Nursing Home Shopper also includes an evaluation of imposed nursing home sanctions that may have been incurred as a result of negligent care. In those instances when facilities are fined, Nursing Home Shopper assesses a graduated “fine penalty” to a facility’s total score. 

Staffing

Nursing home staffing is a critical determiner in a facility’s overall performance.

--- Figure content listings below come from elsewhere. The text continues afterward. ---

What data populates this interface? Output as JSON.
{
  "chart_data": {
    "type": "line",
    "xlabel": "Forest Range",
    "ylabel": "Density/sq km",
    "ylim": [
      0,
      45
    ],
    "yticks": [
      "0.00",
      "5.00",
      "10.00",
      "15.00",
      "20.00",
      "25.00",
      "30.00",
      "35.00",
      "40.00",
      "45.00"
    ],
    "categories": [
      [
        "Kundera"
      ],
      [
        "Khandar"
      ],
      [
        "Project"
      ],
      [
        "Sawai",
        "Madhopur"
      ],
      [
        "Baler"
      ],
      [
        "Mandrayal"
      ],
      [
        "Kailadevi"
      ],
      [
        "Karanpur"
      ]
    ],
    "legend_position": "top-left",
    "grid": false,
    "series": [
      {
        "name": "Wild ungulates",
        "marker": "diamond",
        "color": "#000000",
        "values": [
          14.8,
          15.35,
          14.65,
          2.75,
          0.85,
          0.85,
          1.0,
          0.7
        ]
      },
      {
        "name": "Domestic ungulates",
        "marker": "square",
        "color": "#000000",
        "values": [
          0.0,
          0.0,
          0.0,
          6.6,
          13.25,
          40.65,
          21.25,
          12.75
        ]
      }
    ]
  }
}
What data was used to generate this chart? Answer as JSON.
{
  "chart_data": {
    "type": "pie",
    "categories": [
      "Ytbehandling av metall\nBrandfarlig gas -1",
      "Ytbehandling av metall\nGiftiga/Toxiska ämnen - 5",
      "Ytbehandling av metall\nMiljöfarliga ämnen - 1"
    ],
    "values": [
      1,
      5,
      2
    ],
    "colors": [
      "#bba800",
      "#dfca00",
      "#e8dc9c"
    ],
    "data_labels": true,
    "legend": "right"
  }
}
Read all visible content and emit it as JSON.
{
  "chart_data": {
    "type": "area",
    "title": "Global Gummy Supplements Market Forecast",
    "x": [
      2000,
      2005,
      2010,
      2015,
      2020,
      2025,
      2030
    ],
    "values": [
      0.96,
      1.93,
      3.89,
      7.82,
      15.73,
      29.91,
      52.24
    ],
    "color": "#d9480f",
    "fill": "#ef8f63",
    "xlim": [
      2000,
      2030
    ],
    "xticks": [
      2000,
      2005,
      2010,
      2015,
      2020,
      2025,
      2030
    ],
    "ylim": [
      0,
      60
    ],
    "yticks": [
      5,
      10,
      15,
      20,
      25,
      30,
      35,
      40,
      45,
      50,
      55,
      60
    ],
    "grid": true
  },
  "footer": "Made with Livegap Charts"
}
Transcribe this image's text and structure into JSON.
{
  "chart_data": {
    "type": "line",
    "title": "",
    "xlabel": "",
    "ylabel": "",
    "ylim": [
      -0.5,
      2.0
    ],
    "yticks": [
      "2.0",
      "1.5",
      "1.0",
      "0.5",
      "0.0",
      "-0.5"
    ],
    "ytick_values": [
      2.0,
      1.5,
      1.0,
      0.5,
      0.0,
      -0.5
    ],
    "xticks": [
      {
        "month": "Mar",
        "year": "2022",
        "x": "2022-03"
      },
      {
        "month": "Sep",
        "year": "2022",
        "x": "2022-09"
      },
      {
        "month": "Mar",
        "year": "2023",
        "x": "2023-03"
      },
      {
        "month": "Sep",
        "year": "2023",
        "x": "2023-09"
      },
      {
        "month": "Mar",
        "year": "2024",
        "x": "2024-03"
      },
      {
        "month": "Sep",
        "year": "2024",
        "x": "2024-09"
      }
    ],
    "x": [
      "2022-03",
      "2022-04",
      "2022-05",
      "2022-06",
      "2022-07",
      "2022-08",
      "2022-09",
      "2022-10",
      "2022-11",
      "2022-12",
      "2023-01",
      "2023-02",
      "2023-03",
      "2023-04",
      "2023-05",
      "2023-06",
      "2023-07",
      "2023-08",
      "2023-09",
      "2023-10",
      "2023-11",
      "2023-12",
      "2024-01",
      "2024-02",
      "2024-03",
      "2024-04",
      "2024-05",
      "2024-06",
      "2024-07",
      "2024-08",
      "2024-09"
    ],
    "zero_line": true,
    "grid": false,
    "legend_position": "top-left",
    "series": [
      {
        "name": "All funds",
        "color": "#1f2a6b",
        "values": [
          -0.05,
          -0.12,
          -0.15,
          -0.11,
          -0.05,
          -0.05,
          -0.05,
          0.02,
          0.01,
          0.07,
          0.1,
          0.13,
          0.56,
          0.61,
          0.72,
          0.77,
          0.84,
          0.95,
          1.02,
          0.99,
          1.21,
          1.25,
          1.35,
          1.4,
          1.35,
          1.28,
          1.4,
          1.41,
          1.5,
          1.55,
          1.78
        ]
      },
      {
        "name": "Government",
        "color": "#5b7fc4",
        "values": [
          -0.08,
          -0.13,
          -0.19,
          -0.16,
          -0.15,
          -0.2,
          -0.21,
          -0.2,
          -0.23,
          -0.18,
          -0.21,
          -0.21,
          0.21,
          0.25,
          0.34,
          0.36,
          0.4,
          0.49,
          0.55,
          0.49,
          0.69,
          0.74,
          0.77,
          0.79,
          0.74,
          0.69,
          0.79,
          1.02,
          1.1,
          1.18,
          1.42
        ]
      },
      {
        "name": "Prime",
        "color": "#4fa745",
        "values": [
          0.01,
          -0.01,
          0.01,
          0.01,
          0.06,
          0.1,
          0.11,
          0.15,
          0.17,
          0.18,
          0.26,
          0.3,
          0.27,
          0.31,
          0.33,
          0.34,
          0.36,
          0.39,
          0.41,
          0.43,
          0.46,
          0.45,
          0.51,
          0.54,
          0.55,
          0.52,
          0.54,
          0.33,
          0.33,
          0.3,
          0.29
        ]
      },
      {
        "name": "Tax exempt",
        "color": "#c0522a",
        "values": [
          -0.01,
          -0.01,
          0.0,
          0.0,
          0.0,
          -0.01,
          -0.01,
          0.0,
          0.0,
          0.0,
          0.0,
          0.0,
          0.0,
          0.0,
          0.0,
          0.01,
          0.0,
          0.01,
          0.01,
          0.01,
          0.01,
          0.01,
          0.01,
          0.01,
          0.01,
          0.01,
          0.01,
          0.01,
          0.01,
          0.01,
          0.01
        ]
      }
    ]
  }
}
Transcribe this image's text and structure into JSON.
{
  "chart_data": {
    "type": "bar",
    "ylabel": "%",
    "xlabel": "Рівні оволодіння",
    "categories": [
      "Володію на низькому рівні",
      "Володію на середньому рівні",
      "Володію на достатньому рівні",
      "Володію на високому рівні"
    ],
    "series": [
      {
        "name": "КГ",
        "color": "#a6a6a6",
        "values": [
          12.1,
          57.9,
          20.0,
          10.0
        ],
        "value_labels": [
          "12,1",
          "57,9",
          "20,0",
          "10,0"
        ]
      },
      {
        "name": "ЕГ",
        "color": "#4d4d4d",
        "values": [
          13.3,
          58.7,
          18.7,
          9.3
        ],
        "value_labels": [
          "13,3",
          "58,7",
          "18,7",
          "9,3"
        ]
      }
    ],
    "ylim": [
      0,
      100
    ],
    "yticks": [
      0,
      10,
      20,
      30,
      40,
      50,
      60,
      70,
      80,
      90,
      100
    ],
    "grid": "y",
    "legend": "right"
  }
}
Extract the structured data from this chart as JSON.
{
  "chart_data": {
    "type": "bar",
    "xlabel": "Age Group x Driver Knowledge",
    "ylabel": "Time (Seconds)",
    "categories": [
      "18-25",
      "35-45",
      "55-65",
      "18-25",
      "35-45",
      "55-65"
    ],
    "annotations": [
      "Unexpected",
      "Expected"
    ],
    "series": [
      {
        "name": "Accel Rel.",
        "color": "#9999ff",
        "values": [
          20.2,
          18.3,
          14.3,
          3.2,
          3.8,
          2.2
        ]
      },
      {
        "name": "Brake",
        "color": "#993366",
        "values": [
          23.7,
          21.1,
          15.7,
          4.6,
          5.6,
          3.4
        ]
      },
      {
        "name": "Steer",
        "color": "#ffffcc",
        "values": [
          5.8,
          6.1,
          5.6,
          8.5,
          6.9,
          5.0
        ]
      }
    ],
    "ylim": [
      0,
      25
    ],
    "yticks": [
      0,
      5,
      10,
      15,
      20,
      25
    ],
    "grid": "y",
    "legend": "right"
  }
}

Nursing Home Shopper extrapolates and averages professional nursing hours and direct caregiver hours per resident daily to rate a facility’s staffing commitment to residents.

How It Works

Nursing Home Shopper’s Enforcement and Staffing rankings are assigned grades [3]

(based on a quintile distribution of comparative in-state rankings of each measure) using the following formula: (Health Safety Score + Building Safety Score + Averaged Direct Care Staffing Hours + Averaged Vocational Hours + Averaged Professional Nursing Hours)


5 performance measures*

*A facility’s final score may reflect a graduated fine penalty if it has a history of imposed sanctions.

[1] The Government Accounting Office stressed that Nursing Home Compare data has some “limitations” as much of the data is self-reported by nursing homes (GAO-09-689, August 2009).

[2] Severe deficiencies – immediate jeopardy or actual harm violations that resulted in resident injury, abuse, neglect or death.

[3] Nursing Home Shopper scores and grades serve as a consumer starting point for consumers about a facility’s care and should not be used a final determiner of facility quality. Nursing Home Shopper encourages residents and families to look beyond the data by visiting nursing homes and asking facility staff and administrators about inspection histories, current staffing levels, and quality of care distinctions. Families should also make inquiries with state regulatory agencies and ombudsman offices when evaluating nursing home quality.